In case you haven’t heard about it already, PeerJ is a brand new open access journal, with a twist. Or, actually, a few twists.
For instance, instead of a pay-per-article fee, PeerJ has all authors buy a lifetime membership in the journal. There are several levels of membership, depending on how much publishing you think that you might do on a yearly basis. And there are no yearly renewal fees. Instead, you maintain your membership by taking part in journal activities. For instance, if you review one article a year, your membership will stay active. This fee/membership model allows for an ongoing revenue stream (when members publish with new co-authors who are not yet members), and also stimulates ongoing and growing involvement in the journal by a diverse group of scientists.
Another welcome innovation that some other open access journals are also embracing is the insistence that authors co-publish their data with their paper in a repository such as figshare. This concept is not new to many disciplines. Genomics researchers have been publishing data along with their papers for years using repositories such as those provided by NCBI. But with the growth of the internet, there is no reason that all data associated with a paper can’t be publicly and permanently available in a citable format. By making data public in this way it is easy to anticipate that others will be able to use and build on the data in new and exciting ways.
PeerJ also commits to publishing any work that is rigorous, no matter how “cool” or “sexy” it is… or is not. To quote: “PeerJ evaluates articles based only on an objective determination of scientific and methodological soundness, not on subjective determinations of ‘impact,’ ‘novelty’ or ‘interest’.”
And one last twist that I’ll mention (please see this launch-day blog post from PeerJ for more information), authors can choose to publish the full peer review documentation alongside their accepted article. Besides giving some great insight into the review process, it also allows readers to study other expert opinion on the work and come to their own decisions.
PeerJ has an impressive advisory board that includes five Nobel laureates. It also has a huge and diverse board of academic editors, of which I’m a member (no Nobel Prize for me yet, however). I also have the honor of having been the handling academic editor on one of the first thirty articles in PeerJ.

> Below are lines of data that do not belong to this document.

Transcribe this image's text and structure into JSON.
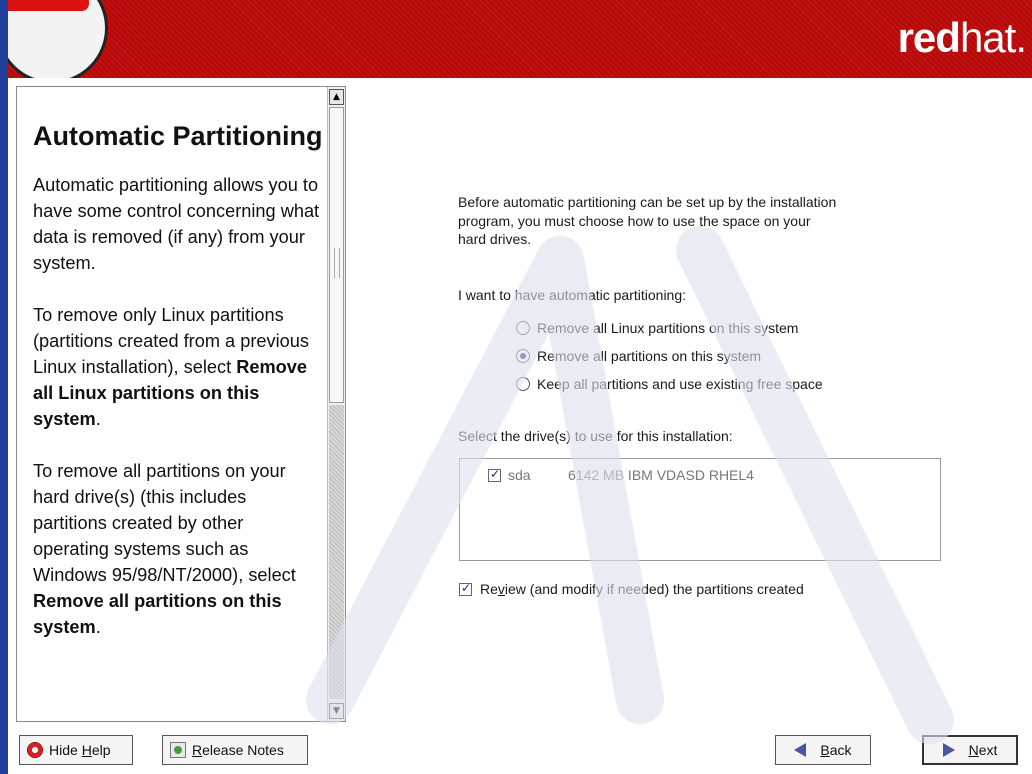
{
  "header": {
    "brand_bold": "red",
    "brand_light": "hat."
  },
  "help": {
    "title": "Automatic Partitioning",
    "para1": "Automatic partitioning allows you to have some control concerning what data is removed (if any) from your system.",
    "para2_pre": "To remove only Linux partitions (partitions created from a previous Linux installation), select ",
    "para2_bold": "Remove all Linux partitions on this system",
    "para2_post": ".",
    "para3_pre": "To remove all partitions on your hard drive(s) (this includes partitions created by other operating systems such as Windows 95/98/NT/2000), select ",
    "para3_bold": "Remove all partitions on this system",
    "para3_post": "."
  },
  "main": {
    "intro": "Before automatic partitioning can be set up by the installation program, you must choose how to use the space on your hard drives.",
    "want_label": "I want to have automatic partitioning:",
    "options": [
      {
        "label": "Remove all Linux partitions on this system",
        "selected": false
      },
      {
        "label": "Remove all partitions on this system",
        "selected": true
      },
      {
        "label": "Keep all partitions and use existing free space",
        "selected": false
      }
    ],
    "drives_label": "Select the drive(s) to use for this installation:",
    "drives": [
      {
        "name": "sda",
        "description": "6142 MB  IBM VDASD RHEL4",
        "checked": true
      }
    ],
    "review_pre": "Re",
    "review_u": "v",
    "review_post": "iew (and modify if needed) the partitions created",
    "review_checked": true
  },
  "buttons": {
    "hide_help": {
      "pre": "Hide ",
      "u": "H",
      "post": "elp"
    },
    "release_notes": {
      "pre": "",
      "u": "R",
      "post": "elease Notes"
    },
    "back": {
      "pre": "",
      "u": "B",
      "post": "ack"
    },
    "next": {
      "pre": "",
      "u": "N",
      "post": "ext"
    }
  },
  "colors": {
    "banner_red": "#c41010",
    "edge_blue": "#1f3f9a",
    "accent_blue": "#4a55a0"
  }
}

And, one last note. PeerJ PrePrints is also going to come online in a few weeks as well. If you are familiar with physics and mathematics, you doubtless have heard of preprint servers such as Arxiv. Researchers in those fields have been publishing their preprints (nearly final draft) papers online for years. This is a constructive practice as it allows the larger community to see and comment on results as they come out. This both strengthens the eventual manuscript for final publication and it allows the research community to use the results immediately instead of waiting for the final publication. Of course, it also helps the researcher to establish priority for the work.

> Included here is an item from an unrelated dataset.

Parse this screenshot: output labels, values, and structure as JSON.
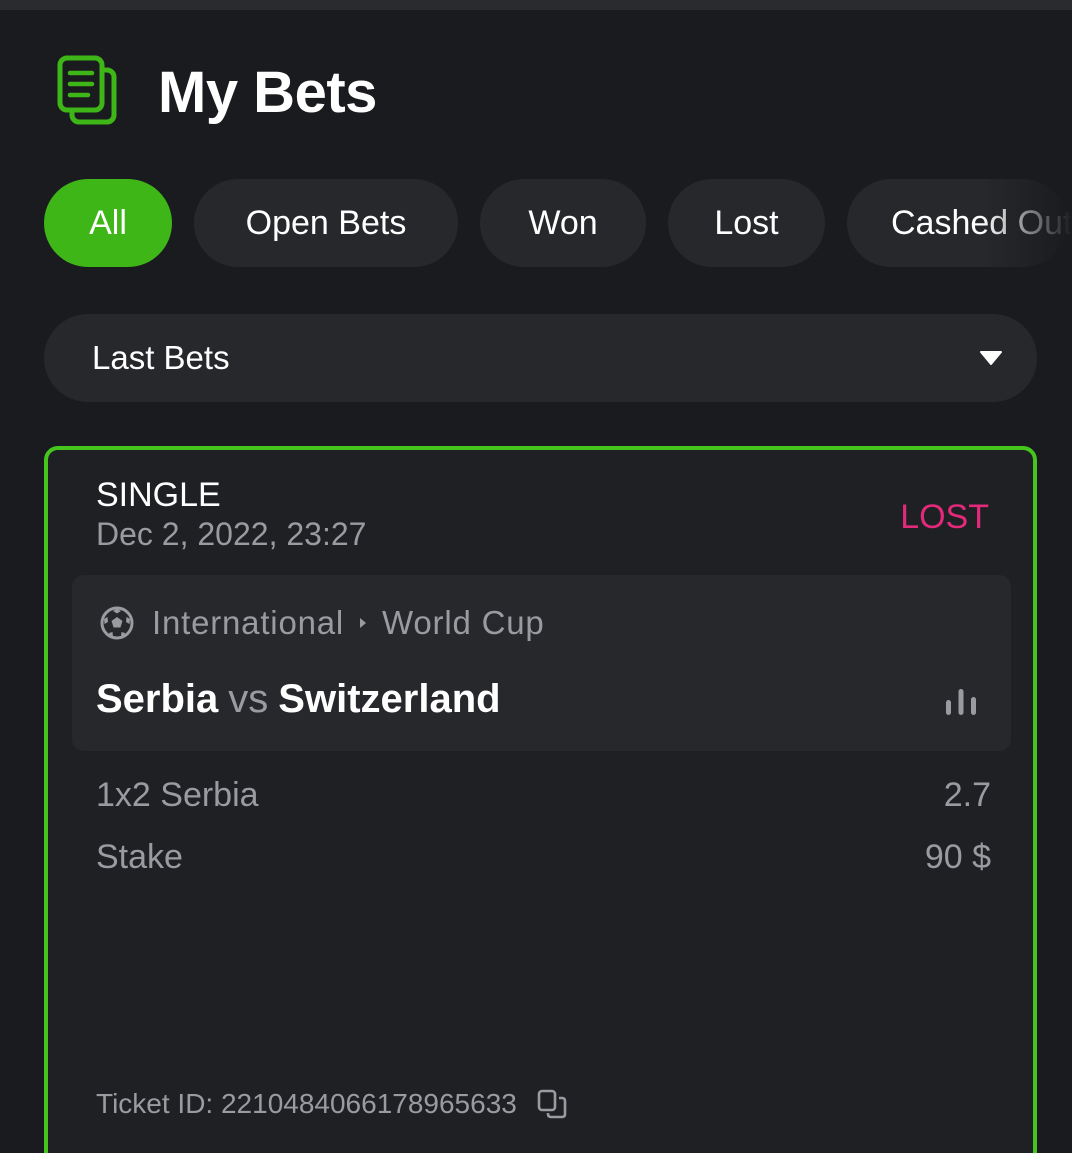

Historically, many journals in biological fields have had issues with the use of preprint servers as they have considered such early deposition of a manuscript as “prior publication.” This, too, is changing and I expect that the growing use of PeerJ PrePrints, and others like it, will make the change final.

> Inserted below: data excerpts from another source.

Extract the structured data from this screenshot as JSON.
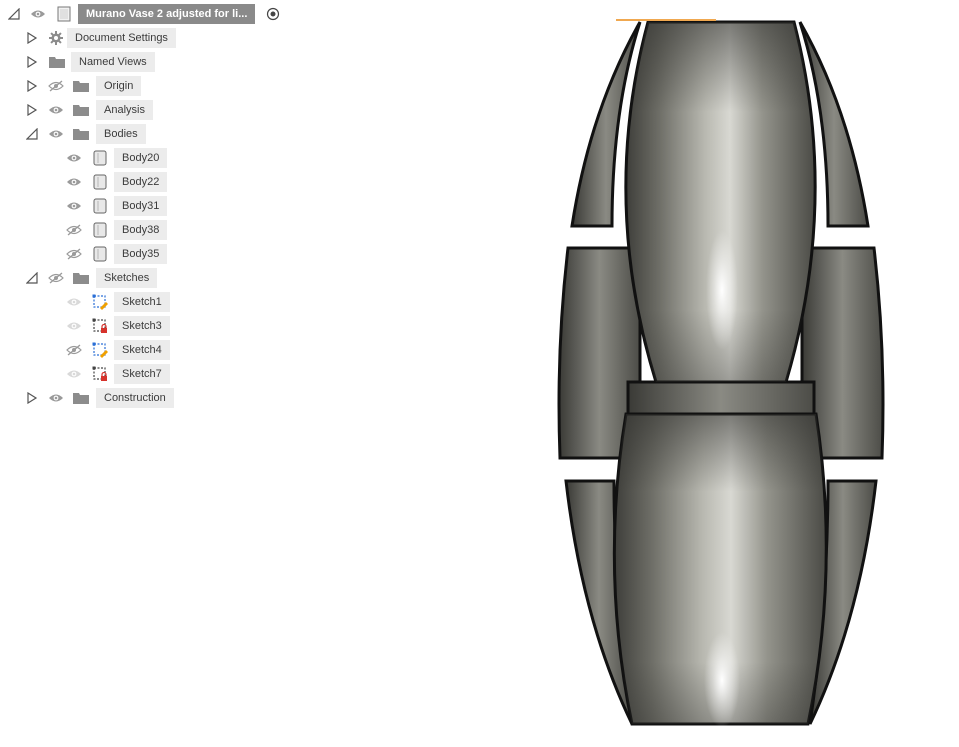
{
  "browser": {
    "root": {
      "label": "Murano Vase 2 adjusted for li...",
      "visible": true
    },
    "items": [
      {
        "label": "Document Settings",
        "expanded": false,
        "icon": "gear-icon"
      },
      {
        "label": "Named Views",
        "expanded": false,
        "icon": "folder-icon"
      },
      {
        "label": "Origin",
        "expanded": false,
        "visible": false,
        "icon": "folder-icon"
      },
      {
        "label": "Analysis",
        "expanded": false,
        "visible": true,
        "icon": "folder-icon"
      },
      {
        "label": "Bodies",
        "expanded": true,
        "visible": true,
        "icon": "folder-icon"
      },
      {
        "label": "Sketches",
        "expanded": true,
        "visible": false,
        "icon": "folder-icon"
      },
      {
        "label": "Construction",
        "expanded": false,
        "visible": true,
        "icon": "folder-icon"
      }
    ],
    "bodies": [
      {
        "label": "Body20",
        "visible": true
      },
      {
        "label": "Body22",
        "visible": true
      },
      {
        "label": "Body31",
        "visible": true
      },
      {
        "label": "Body38",
        "visible": false
      },
      {
        "label": "Body35",
        "visible": false
      }
    ],
    "sketches": [
      {
        "label": "Sketch1",
        "state": "dimmed"
      },
      {
        "label": "Sketch3",
        "state": "dimmed"
      },
      {
        "label": "Sketch4",
        "state": "hidden"
      },
      {
        "label": "Sketch7",
        "state": "dimmed"
      }
    ]
  },
  "viewport": {
    "model": "vase-model"
  },
  "colors": {
    "label_bg": "#ececec",
    "root_bg": "#8a8a8a",
    "icon_gray": "#8c8c8c",
    "sketch_blue": "#2b6fd6",
    "sketch_red": "#d6322b"
  }
}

I am under no illusions that the shift to a more open publishing and data sharing paradigm will be completely smooth sailing. As with anything new, there are going to be challenges and opposition from some corners to doing things in a new way. But the internet has changed the way that we do everything else in our society, often for the better. There is no reason that academic publishing and dispersal of research outputs should remain in the era of the printing press. PeerJ, and other publishers, are working diligently to guide our larger research community through this process of continual innovation.